金宮さん

ラブ&ポップの金宮さんのレビュー・感想・評価

ラブ&ポップ(1998年製作の映画)
3.5
村上龍さん台詞のセンスと庵野さん映像のセンスがぶつかり合ってはいるものの、タイムリミット要素を入れることでエンタメ性も確保しており観てて飽きない。

時代性の映像記録がコンセプトにあると思うので会話の自然さが求められるが、受け手側に伝わるレベルで心情表現もしなきゃならない。そのバランスはモノローグの多用で解決した。これは活字でも発揮している村上龍さん得意のテクニックなんですが、悪い意味でのポエティックという臭みを消すことに成功していますね。

モノローグを担当しているのが主演の三輪さんじゃない(まさかの河瀬直美さん)なところもあえてな気がします。映像とちょっと距離が生まれますよね。未来の裕美が振り返ってるのかな、とか勝手に想像しました。

そして際立つのが買う人たちのキモさ。作中では女子高生目線で単なる事象として過ぎ去っていくので、その背景にある社会的病理を色々と想像してしまいます。

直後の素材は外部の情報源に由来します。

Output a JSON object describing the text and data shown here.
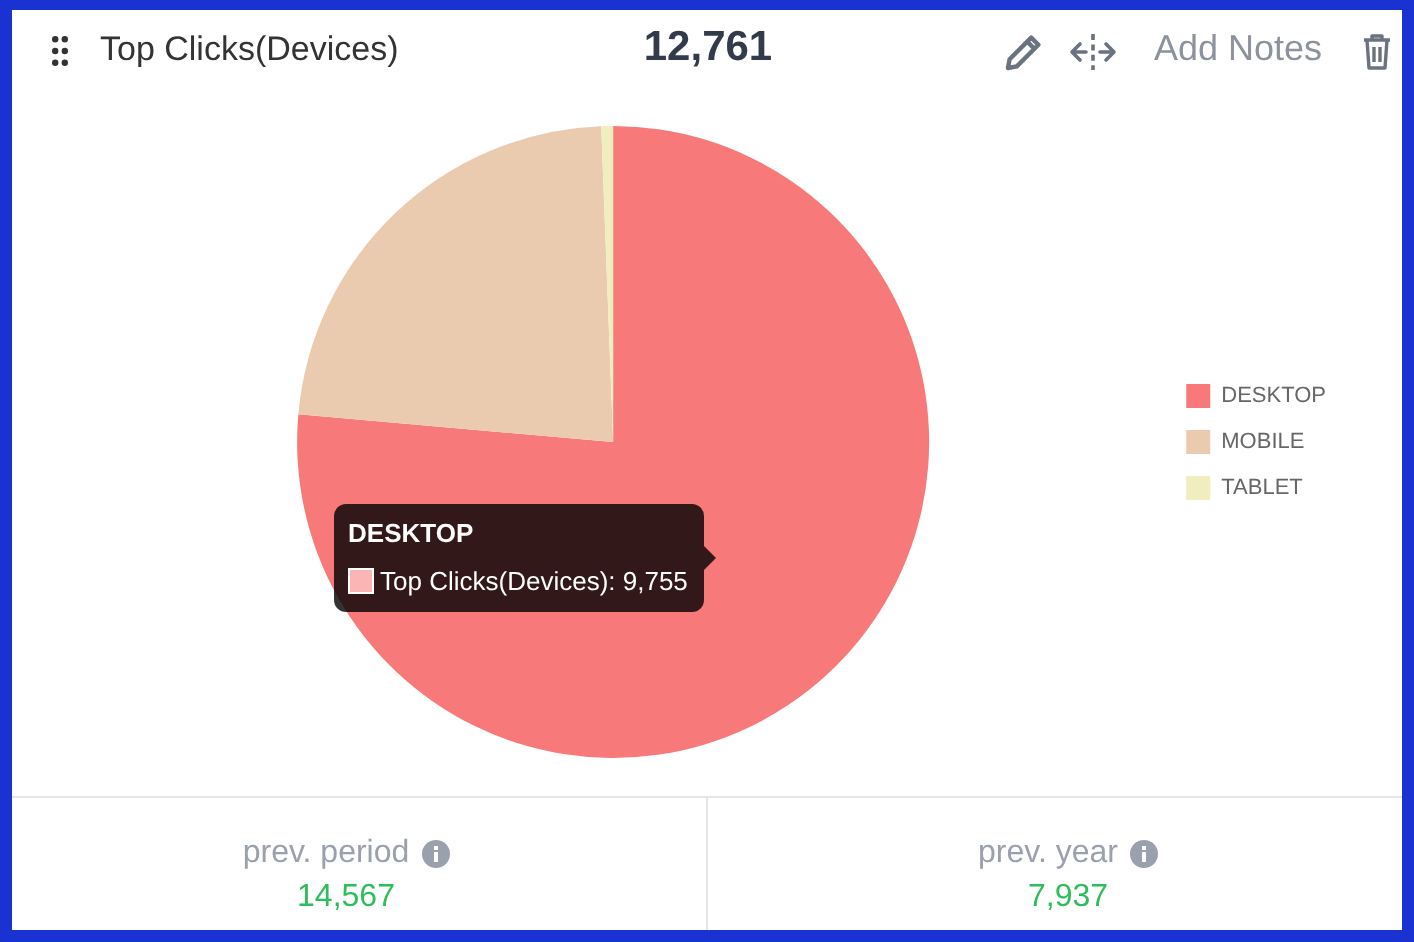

今見ると、随所に庵野演出を感じるのも楽しめるポイント。アンバランス的にフォークソングを使うのは相変わらず苦手だなと思いましたが、やたら荘厳にクラシックを使うのは好みだったりします。


ーーーーーーーーー

・エンドロール。「庵野秀明(新人)」に悪いところが出てるが、まあそこも可愛げ。

・渡辺いっけいさんの電話、対面するまで小日向文世さんの声に聞こえました。

・Focusの怪演を感じさせる浅野忠信さんと平常運転の手塚とおるさん。あんなのに連続で会ったらそりゃヘトヘトになります。